Bantentv.com – Beredarnya video di media sosial yang memperlihatkan Ketua FKUB Kota Serang KH. Matin Syarkowi membayar karcis parkir pada jemaah yang berada di dalam area Masjid Agung Ats-Tsauroh beberapa waktu lalu, hingga kini menjadi perbincangan masyarakat khususnya Kota Serang.
Betapa tidak? Masyarakat mempertanyakan keberadaan gate parkir yang terpasang di area masjid. Mereka mengeluh karena masjid yang seharusnya bebas parkir justru malah dikenakan tarif seperti saat sedang berbelanja di mall atau pusat perbelanjaan.
Dengan keberadaan parkir tersebut, sempat menuai kritikan dari berbagai pihak, dan menyayangkan adanya gate parkir di Masjid Agung Ats-Tsauroh Kota Serang. Atas dasar itu, Ketua DKM Masjid Agung Ats-Tsauroh Kota Serang angkat bicara terkait banyaknya respons masyarakat tentang hal tersebut.
Ketua Dewan Kemakmuran Masjid (DKM) Masjid Agung Ats-Tsauroh, Khaeroni mengatakan bahwa pihaknya turut prihatin atas video viral yang memperlihatkan masjid mengenakan tarif kepada pengelola parkir di pintu keluar masjid.

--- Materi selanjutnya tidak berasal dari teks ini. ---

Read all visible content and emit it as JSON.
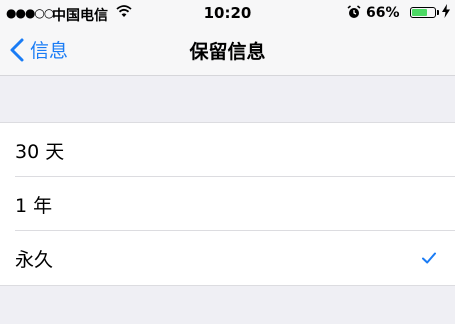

“Saya selaku ketua DKM turut prihatin atas kejadian kemarin, karena memang tempat ibadah yang namanya masjid Agung Ats-Tsauroh ini parkirnya seharusnya dibebaskan, dengan parkir biasa dan jemaah membayar parkir dengan sukarela,” ujar Khaeroni kepada Bantentv.com pada Minggu, 14 Agustus 2025 melalui sambungan telepon.
Baca Juga: Bazar Ramadan Masjid Agung Ats-Tsauroh Kota Serang Jadi Pilihan Warga Berburu Takjil
Dirinya selaku DKM merasa tidak dilibatkan atau pun tidak diberikan kontribusi dalam hal pengelolaan parkir oleh pihak yayasan. Sehingga pihaknya sangat menyayangkan hal tersebut.
“Jadi saya selama menjadi Ketua DKM ini merasa belum pernah dilibatkan atau diberikan kontribusi,” terang pria yang kerap disapa Roni.
Mantan Anggota DPRD Kota Serang 2019-2024 ini juga menambahkan, bahwa pihaknya juga bukan menyoroti persoalan parkirnya, melainkan kepekaan terhadap masyarakat yang ingin melaksanakan ibadah di masjid Agung ini. Ia juga menyarankan untuk memberikan parkir secara sukarela agar masyarakat merasa nyaman berada di area masjid.
“Saya bukan juga menyoroti tentang masalah parkirnya, tapi kita harus peka bahwa yang datang ke masjid itu orang yang niatan ibadah untuk melaksanakan sholat, atau aktivitas keagamaan lainnya. Saya juga menyarankan untuk memberikan parkir secara sukarela atau seikhlasnya jemaah, jangan ditarif apalagi perjam,” ungkapnya.
Khaeroni juga mengaku tidak pernah ikut campur dan tidak pernah merasakan hasil dari uang parkir tersebut oleh yayasan. Sebab, saat menjabat sebagai Ketua DKM, gate parkir tersebut sudah ada dan berjalan.
“Gak ada, saya tidak pernah ikut campur dan tidak pernah merasakan hasil dari uang parkir, karena kan saat saya menjabat ketua, parkir itu sudah berjalan,” terangnya.
Dengan berita yang viral tersebut, Khaeroni pun mengaku turut terkena imbasnya seperti banyak pengaduan kepada dirinya baik langsung maupun melalui telepon dan pesan, sehingga dirinya berharap pemberlakuan tarif parkir yang ada saat ini, dapat dibebaskan.
“Ya sejak ada berita itu yang viral, banyak yang mengadu pada saya, ya saya memang berharap kalau pun dibebaskan Alhamdulillah, sekali lagi, kalau pun parkir itu dibebaskan dan jemaah yang mau melaksanakan sholat itu memberikan parkir sukarela itu yang tepat buat saya selaku ketua,” pungkas Khaeroni.
Dengan adanya tarif parkir yang diberlakukan ini, sangat berdampak pada menurunnya masyarakat untuk memasuki area masjid dan jemaah yang ingin melakukan ibadah di Masjid Agung Ats-Tsauroh Kota Serang.